Should I go to small claims or hire a lawyer regarding a dog bite?

I was bitten by a dog while walking on the sidewalk. The bite led to punctured skin and bleeding. 911 was called and an ambulance picked me up and drove me to the ER. I received treatment for my wound but did not receive stitches. The police filed a report and took my statement, the statement of an acquaintance who was also bitten, as well as the owner of the dog. The SPCA was contacted and quarantined the dog. I expect that my medical bills could be lower than the max amount of awards in a California small claims court.

Should I take my case to small claims or plan on filing suit for a larger claim?
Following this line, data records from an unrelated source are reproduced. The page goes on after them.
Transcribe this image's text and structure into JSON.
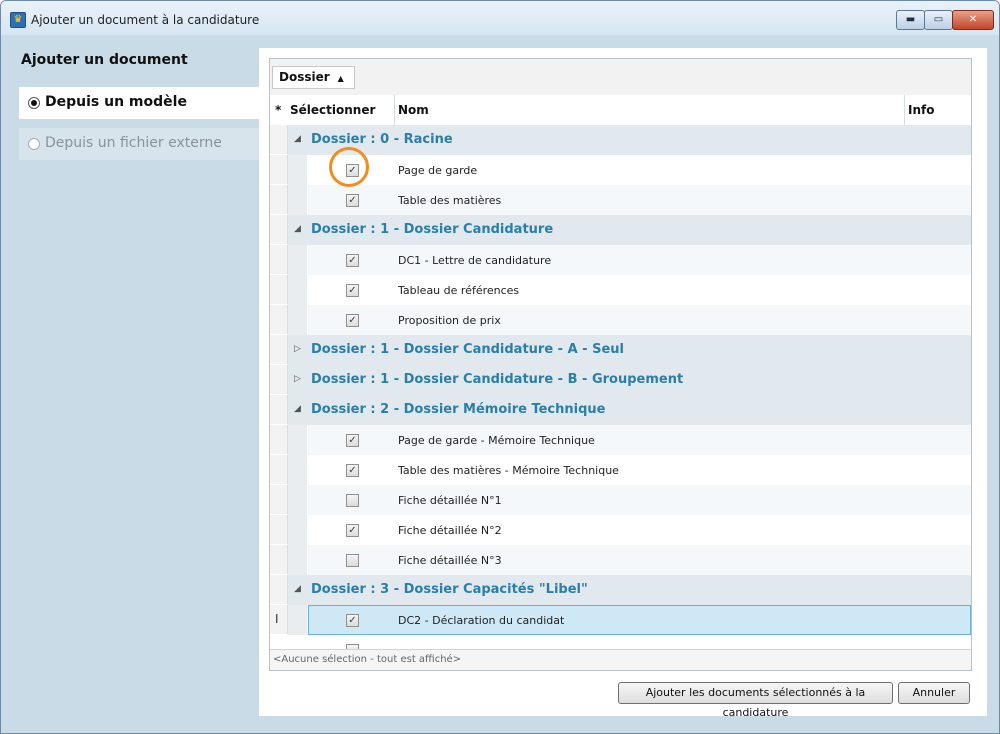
{
  "window": {
    "title": "Ajouter un document à la candidature"
  },
  "left": {
    "title": "Ajouter un document",
    "options": [
      {
        "label": "Depuis un modèle",
        "selected": true
      },
      {
        "label": "Depuis un fichier externe",
        "selected": false
      }
    ]
  },
  "grid": {
    "group_by": "Dossier",
    "columns": {
      "marker": "*",
      "select": "Sélectionner",
      "name": "Nom",
      "info": "Info"
    },
    "rows": [
      {
        "type": "group",
        "label": "Dossier : 0 - Racine",
        "expanded": true
      },
      {
        "type": "item",
        "checked": true,
        "name": "Page de garde"
      },
      {
        "type": "item",
        "checked": true,
        "name": "Table des matières"
      },
      {
        "type": "group",
        "label": "Dossier : 1 - Dossier Candidature",
        "expanded": true
      },
      {
        "type": "item",
        "checked": true,
        "name": "DC1 - Lettre de candidature"
      },
      {
        "type": "item",
        "checked": true,
        "name": "Tableau de références"
      },
      {
        "type": "item",
        "checked": true,
        "name": "Proposition de prix"
      },
      {
        "type": "group",
        "label": "Dossier : 1 - Dossier Candidature - A - Seul",
        "expanded": false
      },
      {
        "type": "group",
        "label": "Dossier : 1 - Dossier Candidature - B - Groupement",
        "expanded": false
      },
      {
        "type": "group",
        "label": "Dossier : 2 - Dossier Mémoire Technique",
        "expanded": true
      },
      {
        "type": "item",
        "checked": true,
        "name": "Page de garde - Mémoire Technique"
      },
      {
        "type": "item",
        "checked": true,
        "name": "Table des matières - Mémoire Technique"
      },
      {
        "type": "item",
        "checked": false,
        "name": "Fiche détaillée N°1"
      },
      {
        "type": "item",
        "checked": true,
        "name": "Fiche détaillée N°2"
      },
      {
        "type": "item",
        "checked": false,
        "name": "Fiche détaillée N°3"
      },
      {
        "type": "group",
        "label": "Dossier : 3 - Dossier Capacités \"Libel\"",
        "expanded": true
      },
      {
        "type": "item",
        "checked": true,
        "name": "DC2 - Déclaration du candidat",
        "current": true
      }
    ],
    "status": "<Aucune sélection - tout est affiché>"
  },
  "buttons": {
    "add": "Ajouter les documents sélectionnés à la candidature",
    "cancel": "Annuler"
  },
  "icons": {
    "app": "trophy-icon",
    "expanded": "triangle-down-icon",
    "collapsed": "triangle-right-icon",
    "sort": "sort-up-icon",
    "current_row": "text-cursor-icon"
  },
  "colors": {
    "group_text": "#2a7fa9",
    "highlight_ring": "#f28c1e",
    "selected_row": "#cfe8f6"
  }
}
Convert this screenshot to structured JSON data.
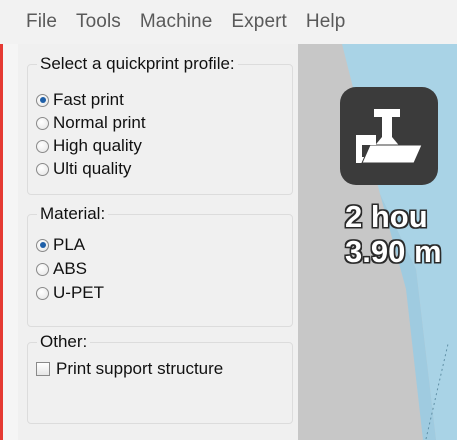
{
  "menu": [
    "File",
    "Tools",
    "Machine",
    "Expert",
    "Help"
  ],
  "profile": {
    "title": "Select a quickprint profile:",
    "options": [
      "Fast print",
      "Normal print",
      "High quality",
      "Ulti quality"
    ],
    "selected": "Fast print"
  },
  "material": {
    "title": "Material:",
    "options": [
      "PLA",
      "ABS",
      "U-PET"
    ],
    "selected": "PLA"
  },
  "other": {
    "title": "Other:",
    "support_label": "Print support structure",
    "support_checked": false
  },
  "viewport": {
    "time": "2 hou",
    "length": "3.90 m",
    "icon": "load-model-icon"
  },
  "colors": {
    "accent": "#1e5fa8",
    "icon_bg": "#3b3b3b",
    "platform": "#a9d3e6",
    "window_edge": "#e53a33"
  }
}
Should I request some form of punitive damages for the event if I go to small claims?

Asked on January 9, 2018 under Personal Injury, California


S.L,. Member, California Bar / FreeAdvice Contributing Attorney

Answered 3 years ago | Contributor

Prior to filing a lawsuit against the dog owner, it may be possible to settle the case with the dog owner or if there is applicable insurance, with the dog owner's insurance carrier.
If you have completed your medical treatment and have been released by the doctor, in addition to obtaining your medical bills, obtain your medical report, and if applicable, documentation of wage loss.  Your personal injury claim should include those items.
Compensation for the medical bills is straight reimbursement.  The medical report documents your injury and is used to determine compensation for pain and suffering which is an amount in addition to the medical bills.  Compensation for wage loss is straight reimbursement.
If the case is settled with the dog owner's insurance carrier or the dog owner if there is no insurance, NO lawsuit is filed.
If you are dissatisfied with settlement offers from the dog owner's insurance or dog owner if no insurance, reject the settlement offers and file a lawsuit for negligence against the dog owner.  Negligence is the failure to exercise due care (that degree of care that a reasonable dog owner would have exercised under the same or similar circumstances to prevent foreseeable harm).
If the dog does not have a history of biting, your lawsuit would be for negligence. 
If this is not the first time that the dog has bitten someone, in addition to your cause of action (claim) for negligence, you would have an additional cause of action (claim) for strict liability.  Strict liability imposes liability whether or not due care has been exercised.
You cannot recover punitive damages because punitive damages would require an intentional act.  Since the dog biting you was negligence on the part of the owner and not an intentional act, punitive damages are not applicable.
If the case is NOT settled, your lawsuit must be filed prior to the expiration of the applicable statute of limitations or you will lose your rights forever in the matter.
CA has a two year statute of limitations for filing a lawsuit in a personal injury case.  This means your lawsuit must be filed prior to the second anniversary of the date of being bitten by the dog.
If the case is NOT settled, it would be advisable to file your lawsuit in Superior Court because the amount you can recover in small claims court might not be enough to compensate you for your medical bills and pain and suffering.  It is advisable to be represented by a personal injury attorney.